In contrast, emotional "feelings" are the mental aftermath of our emotions. Think of them as the sense images, thoughts, and responses that accompany physical emotional reactions to change. Such feelings are the other side of the coin of emotions, the subjective experience of the physical activity in your body in response to change.
Emotional feelings include 1) perceptions of what your body is doing when it has an emotional experience, and 2) perceptions of the thoughts that you have associated with an emotional experience, and 3) perceptions of other bodily reactions and sensory impressions that accompanied a particular emotional experience.

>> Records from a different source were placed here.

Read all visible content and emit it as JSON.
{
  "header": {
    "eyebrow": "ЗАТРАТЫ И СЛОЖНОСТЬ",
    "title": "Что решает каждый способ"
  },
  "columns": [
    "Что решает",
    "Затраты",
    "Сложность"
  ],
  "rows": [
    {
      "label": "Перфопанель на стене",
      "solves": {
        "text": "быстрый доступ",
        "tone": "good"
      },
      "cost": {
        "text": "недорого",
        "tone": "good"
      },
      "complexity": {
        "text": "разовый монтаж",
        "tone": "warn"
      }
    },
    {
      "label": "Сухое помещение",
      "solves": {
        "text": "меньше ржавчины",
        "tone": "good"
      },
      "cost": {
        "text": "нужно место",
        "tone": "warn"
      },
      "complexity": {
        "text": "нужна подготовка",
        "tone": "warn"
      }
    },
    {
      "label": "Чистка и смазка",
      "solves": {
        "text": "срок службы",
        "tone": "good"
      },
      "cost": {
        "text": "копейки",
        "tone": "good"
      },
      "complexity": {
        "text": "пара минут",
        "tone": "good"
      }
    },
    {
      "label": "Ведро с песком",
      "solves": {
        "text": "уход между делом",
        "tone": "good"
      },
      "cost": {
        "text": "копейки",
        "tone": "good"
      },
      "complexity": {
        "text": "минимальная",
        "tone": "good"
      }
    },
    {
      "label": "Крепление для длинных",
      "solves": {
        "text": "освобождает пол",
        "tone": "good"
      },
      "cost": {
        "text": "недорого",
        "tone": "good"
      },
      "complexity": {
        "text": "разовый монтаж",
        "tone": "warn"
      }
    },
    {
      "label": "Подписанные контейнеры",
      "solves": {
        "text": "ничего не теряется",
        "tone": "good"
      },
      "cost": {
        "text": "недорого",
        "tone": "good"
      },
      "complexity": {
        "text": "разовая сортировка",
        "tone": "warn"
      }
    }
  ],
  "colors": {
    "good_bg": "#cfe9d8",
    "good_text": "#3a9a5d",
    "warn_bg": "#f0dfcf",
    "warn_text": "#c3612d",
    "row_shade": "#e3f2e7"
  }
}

Your feelings are a response to your emotions in a particular context; they include your perceptions and judgments about your specific emotions at this time. Feelings are much more subjective, varied, and idiosyncratic than emotions; they are not universal. Your culture, family, and the particular circumstances of your life all heavily shape your reactions to your emotions and your subsequent feelings.
Regardless of their origin, our feelings about emotions will alter our experience and our expression of our emotions. But our origins are important: other people's reactions to our needs and emotions, especially when we were an infant, make a powerful impression on us, however, they usually do so without our becoming conscious of them. Feelings about our emotions happen so quickly, routinely and automatically that we often don’t know that we are having them. Nonetheless, they can change our experience of our emotions, causing us to have new emotions that then serve to mask our initial emotions. When our feelings about our emotions get us mixed up about the true nature of our underlying emotional reactions, we confuse our perception of our experience with our experience. This mix-up can cause everyone a lot of unnecessary confusion and pain.